TSA support for pipeline, cybersecurity grows exponentially

Thursday, August 19, 2021
Pipeline photo

As TSA follows through on a pledge to bring the frontline airport screening workforce up to full capacity, the agency is also making a strong commitment to expand another critical piece of the nation’s transportation security network – pipeline security.

“Since the passage of the TSA Modernization Act of 2018, TSA has expanded our pipeline security staff over six-fold from six to 39 full-time equivalents,” said Administrator David Pekoske during testimony before the Senate Committee on Commerce, Science, and Transportation. “These resources, both in our headquarters and in the field, have allowed us to substantially increase our surface transportation security capacity.”

Pekoske said in fiscal year 2020, TSA established and trained a 20-member field-based Pipeline Security Assessment Team (PSAT) comprised of surface transportation security inspectors from across the country to expand TSA’s support and engagement with pipeline owners and operators.

To enhance cybersecurity, TSA Surface Operations has trained eight members from the PSAT and TSA headquarters teams who completed comprehensive cybersecurity training from Idaho National Labs in partnership with the DHS Cybersecurity and Infrastructure Security Agency.

Mike Madrigal photo
Pipeline Security Assessment Team Cybersecurity team member Mike Madrigal (left) from Los Angeles International Airport receives cybersecurity and network architecture instruction from Idaho National Lab staff in March 2021. Validated Architecture Design Review Program Manager Chris Masters (right) is also hard at work. (Photo by Raymond Reese)

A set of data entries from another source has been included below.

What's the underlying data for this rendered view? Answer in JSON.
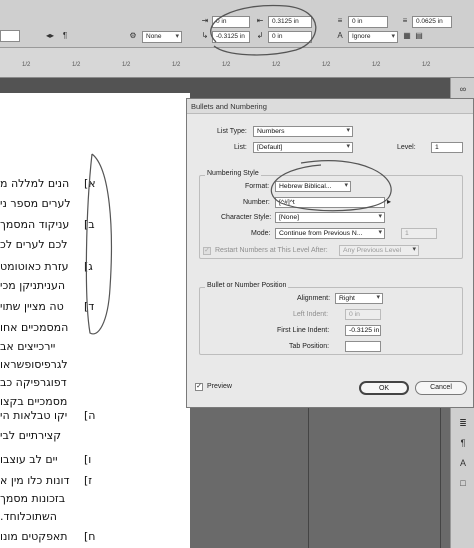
{
  "control_panel": {
    "indent_top_left": "0 in",
    "indent_top_right": "0.3125 in",
    "indent_top_far": "0 in",
    "space_after": "0.0625 in",
    "first_line_indent": "-0.3125 in",
    "space_before": "0 in",
    "char_style": "None",
    "hyphenation": "Ignore"
  },
  "ruler": {
    "ticks": [
      "1/2",
      "1/2",
      "1/2",
      "1/2",
      "1/2",
      "1/2",
      "1/2",
      "1/2",
      "1/2"
    ]
  },
  "document": {
    "markers": [
      "[א",
      "[ב",
      "[ג",
      "[ד",
      "[ה",
      "[ו",
      "[ז",
      "[ח"
    ],
    "lines": [
      "הנים למללה מ",
      "לערים מספר ני",
      "עניקוד המסמך",
      "לכם לערים לכ",
      "עזרת כאוטומט",
      "העניתניקן מכי",
      "טה מציין שתוי",
      "המסמכיים אחו",
      "יירכייצים אב",
      "לגרפיסופשראו",
      "דפוגרפיקה כב",
      "מסמכיים בקצו",
      "יקו טבלאות הי",
      "קצירתיים לבי",
      "יים לב עוצבו",
      "דונות כלו מין א",
      "בזכונות מסמך",
      "השתוכלוחד.",
      "תאפקטים מונו"
    ]
  },
  "dialog": {
    "title": "Bullets and Numbering",
    "list_type_label": "List Type:",
    "list_type_value": "Numbers",
    "list_label": "List:",
    "list_value": "[Default]",
    "level_label": "Level:",
    "level_value": "1",
    "numbering_style_title": "Numbering Style",
    "format_label": "Format:",
    "format_value": "Hebrew Biblical...",
    "number_label": "Number:",
    "number_value": "[^#]^t",
    "char_style_label": "Character Style:",
    "char_style_value": "[None]",
    "mode_label": "Mode:",
    "mode_value": "Continue from Previous N...",
    "mode_number": "1",
    "restart_label": "Restart Numbers at This Level After:",
    "restart_value": "Any Previous Level",
    "position_title": "Bullet or Number Position",
    "alignment_label": "Alignment:",
    "alignment_value": "Right",
    "left_indent_label": "Left Indent:",
    "left_indent_value": "0 in",
    "first_line_label": "First Line Indent:",
    "first_line_value": "-0.3125 in",
    "tab_position_label": "Tab Position:",
    "tab_position_value": "",
    "preview_label": "Preview",
    "ok_label": "OK",
    "cancel_label": "Cancel"
  }
}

“TSA has the responsibility for the oversight of physical and cybersecurity on all operational pipelines in the U.S.,” described TSA Policy, Plans and Engagement (PPE) Surface Division Executive Director Scott Gorton. “These additional resources (people and budget) clearly show TSA’s commitment to strengthening our oversight of this critical sector. This is especially critical given the threats this industry faces.”

In response to those threats, TSA over the last few months has issued two security directives requiring pipeline owners and operators who transport hazardous liquids and natural gas to implement a number of urgently needed security measures to protect against cyber intrusions.

Chuck Phillips photo
TSA Pipeline Industry Engagement Manager Chuck Phillips poses in the ‘bear cage’ where pipeline operators working on the North Slope in Alaska can seek protection when a polar bear happens to cross their facility. (Photo courtesy of Chuck Phillips)

“This is a major change in how TSA works with the pipeline industry,” TSA PPE Surface Division Pipeline Industry Engagement Manager Chuck Phillips emphasized. “We will continue to conduct security assessments based on TSA pipeline security guidelines, but the guidelines were voluntary. Now, the industry has to comply with specific requirements in the security directives. Compliance will significantly improve the cybersecurity posture of the industry.”

Phillips said the ransomware attack on Colonial Pipeline earlier this year was a big wake-up call for the industry.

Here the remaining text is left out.